「うぷっ、うえっ、げほっ、げほっ―――
ううっ、ううっ…………」
私は海の中で不格好に藻掻き、そして命からがら帰還した少女が、その体を抱いて震える姿を冷ややかに見ていた。
羅刹―――、あの鬼の、血族の、少女―――。
「し、死んじゃう……」
「あれれ―――、どうしてこの程度で弱音を吐くかなぁ?」
「で、でももう11月ですよ―――……?
寒すぎて―――……ほんとに―――」
「いーの、いーの。

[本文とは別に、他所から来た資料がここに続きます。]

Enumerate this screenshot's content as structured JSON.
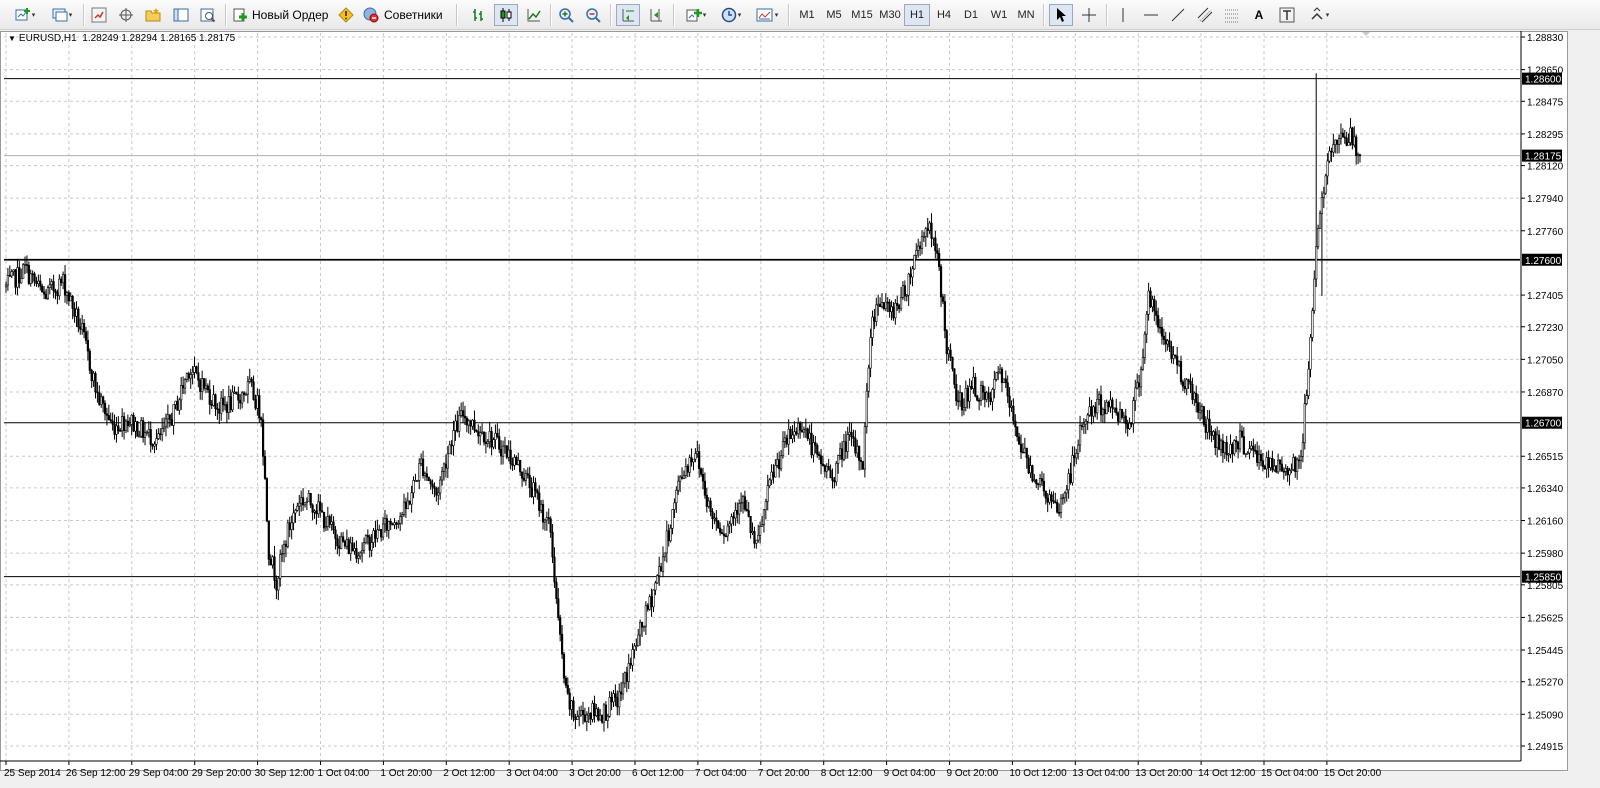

暑いより全然修行になるわよ。
それよりもさっさと自然と一体化しなさい。
でないとほんとに死ぬわよ?
その場所で自然体を保てるようにならないと、ちょっと話にならないかなぁ」
「一体化って言ったって……、そんなこと、どうすれば……、、、
波の上くらいならともかく、海の中なんて、無茶ですよ……、、」
「それは自然に抗おうとするからでしょ?
ただでさえ足りない筋力で、流れに逆らってなにができるの?
その細い腕でこの波を押し返せるとでも思ってるの?」
「でも……、そしたらほんとに流されちゃいますよ……」
「半年でも基礎中の基礎しか教えられないって言ったよね?
剣を扱える体に鍛えるのはなんとかなるとしても―――、
少なくとも自然を肌で、それを理として感じられるようにならないと―――、
弟クンを取り戻すのは諦めたほうがいいかもね」
「そんな―――……!!」
「あ、それから私、今からでかけるから」
彼女のあげた悲痛の叫び。
私はそれを聞き流す。
どうすればいいのかなど、分からない。
私には、分からない。
「え、どこにですか…………?」
「言ったでしょ?強力な助っ人を呼ぶって。やっと場所が分かったのよ。
大丈夫、遅くても4〜5日で戻るから―――。
その間せつらちゃんは私が言ったことをちゃんとやっておくこと。
勿論、これも毎日ね」
「ま、待ってください! 今は歌織さんがいてくれるからいいけど、
私一人だとほんとに、波に攫われて、死んじゃうかも―――!!」
「だ〜〜か〜〜ら〜〜〜〜! もう、理解んない子ね!
命がけくらいが丁度いいんだって!
せつらちゃんの中で閉じてる感性をこの短期間で無理矢理こじあけようって言ってるのよ?
多少の無茶はしかたないでしょ?」
「ううっ―――……、ガチガチガチ」
彼女の唇は既に真紫色に染まり、その顔は蒼白だった。
あまりの寒さにその歯がガチガチと音を鳴らす。
その様子に、心のどこかでほくそ笑む私がいる。
この子に罪はない―――、そう頭で理解っていても―――。
「もう〜〜〜、これだから温室育ちのお嬢様って嫌なのよね。
まあ、命綱を用意するくらいは許すから―――、
一日、最低でも三時間は続けること、いいわね?」
「はい……、、、
あ、あの、でも命綱ってどうすれば―――……?」
「そのくらい自分で考えなさい!お馬鹿ちん!
庵にあるものは好きに使って構わないから〜〜〜
じゃ〜行ってくるね〜〜〜!」
私は縋るように見つめる少女を置き去りにその場を去った。
イライラの理由は分かっていた。
私が戻ってくる頃にはもう、あの子はいないだろう。
そのことがなによりも、私を苛つかせる。
けれど、どうすればいいというのだ。
私は神ではなく、人なのだ。
私にはどうすることもできない。
私は、人なのだ――――――……
ガチガチガチ――――――――――――
耳に残る少女の打ち鳴らす歯の音が―――、酷く哀しく―――不快で堪らなかった―――。